These scripts are included here to provide concrete examples of how to load or convert this data. Note that the script needs to be run from the same directory as the data file named "TS21z_X_R2_008000.bin" or else the name of the file to be loaded must be changed in each script. Note that the data files from SDSC do not have the ".bin" extension on them. They are compressed with Gzip and must be uncompressed before being loaded by these scripts.

Note that the image data is inverted around the Y axis when it loaded into VTK to make it match the simulation data space (although the VTK viewer is right-handed like the data itself, the image reader assumes a left-handed image file format whose origin is at the upper-left corner of the image).

Another script has been created to load the Velocity Progagation Input Mesh data (available here).
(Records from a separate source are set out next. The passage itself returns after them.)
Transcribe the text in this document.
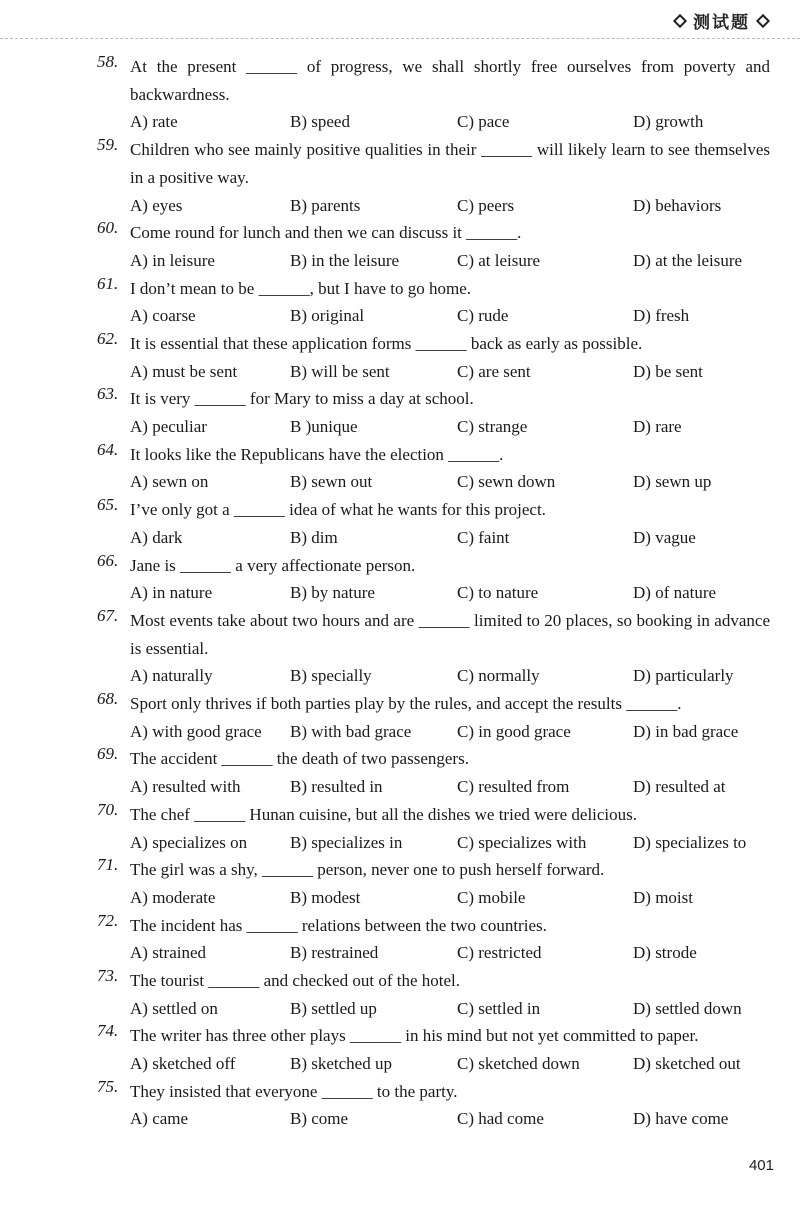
测试题
58. At the present ______ of progress, we shall shortly free ourselves from poverty and backwardness.
A) rate	B) speed	C) pace	D) growth
59. Children who see mainly positive qualities in their ______ will likely learn to see themselves in a positive way.
A) eyes	B) parents	C) peers	D) behaviors
60. Come round for lunch and then we can discuss it ______.
A) in leisure	B) in the leisure	C) at leisure	D) at the leisure
61. I don’t mean to be ______, but I have to go home.
A) coarse	B) original	C) rude	D) fresh
62. It is essential that these application forms ______ back as early as possible.
A) must be sent	B) will be sent	C) are sent	D) be sent
63. It is very ______ for Mary to miss a day at school.
A) peculiar	B )unique	C) strange	D) rare
64. It looks like the Republicans have the election ______.
A) sewn on	B) sewn out	C) sewn down	D) sewn up
65. I’ve only got a ______ idea of what he wants for this project.
A) dark	B) dim	C) faint	D) vague
66. Jane is ______ a very affectionate person.
A) in nature	B) by nature	C) to nature	D) of nature
67. Most events take about two hours and are ______ limited to 20 places, so booking in advance is essential.
A) naturally	B) specially	C) normally	D) particularly
68. Sport only thrives if both parties play by the rules, and accept the results ______.
A) with good grace	B) with bad grace	C) in good grace	D) in bad grace
69. The accident ______ the death of two passengers.
A) resulted with	B) resulted in	C) resulted from	D) resulted at
70. The chef ______ Hunan cuisine, but all the dishes we tried were delicious.
A) specializes on	B) specializes in	C) specializes with	D) specializes to
71. The girl was a shy, ______ person, never one to push herself forward.
A) moderate	B) modest	C) mobile	D) moist
72. The incident has ______ relations between the two countries.
A) strained	B) restrained	C) restricted	D) strode
73. The tourist ______ and checked out of the hotel.
A) settled on	B) settled up	C) settled in	D) settled down
74. The writer has three other plays ______ in his mind but not yet committed to paper.
A) sketched off	B) sketched up	C) sketched down	D) sketched out
75. They insisted that everyone ______ to the party.
A) came	B) come	C) had come	D) have come
401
It brings the data into the same space as the time-dependendent data above.

What the data should look like when properly loaded

The best place to look to get an understanding of the structure of the data is TeraShake 2.1 Visualization web page. This page contains still shots and videos of the earthquake in action. These videos are for reference only: their authors are are not eligible to submit to the contest. Note that some videos on that page show derived data (summed displacement rather than instantaneous velocity). The visualization of this data set to date have been almost exclusively surface-based. They went to a lot of trouble to store all of the volumetric data, and they have questions about volumetric effects, so this is our chance to show them new things they have not yet ever seen!

The image below shows a view from VTK of two isosurfaces, one at -0.02 and one at 0.02 in the TS21z_X_R2_008000.bin file (click on the image for a larger view). This represents the x component of the instantaneous velocity for the TeraShake 2.1 sample dataset at time step 80. The viewpoint here looks up from below the data set, with X increasing to the right, Y towards the back, and Z up. The positive isosurface is colored red and the negative is blue. This is not necessarily a recommended technique, but is provided to let you see if the orientation of your conversion matches the actual data's orientation.

Sample images of a top down view of data as visualized by Marcus Thiebaux of the TeraShake 2.1 sample dataset for time step 80 are available. There is an X data set, a Y data set, and a Z data set view of the top layer (ground level) seen in the isosurface image. These two images also include an overlay of the California border and the California highways data sets described in the metadata section below. The X image is drawn below.

The input volumetric data set is displayed in a spinning volume rendering with different surfaces shown in a movie created by Amit Chourasia. If that link doesn't work, look for the image to the right and view the movie associated with it on the following web page: Click on the image for a larger rendition.


Two additional data sets are available in case they are useful. They are a map of the California border (shown in blue in the three sample images above) and a map of California highways (shown in red in the sample images above). These are ASCII-formatted files that contain one or more segments with X and Y coordinates in lattitude and longitude. Lattitude is listed first on each line in both files. The data from these files, when plotted, should look like the image to the right.

Registration: Remember that the data is rotated 40 degrees, as described under the Region section of this document; this must be taken into account when aligning the maps with the data sets. Also, the simulation grid is a rectangular approximation to the curvilinear grid in which lat/long are specified, so registration is slightly off. Below is the fit used by Marcus Thiebaux to align them. 40 degrees is the geographic angle, but 39.5 is part of a linear approximation to do a best-fit of the data..

rotate euler 0.0 0.0 39.5
scale 0.1539 0.183 1.0
translate 121.000000 -34.500000 0.133333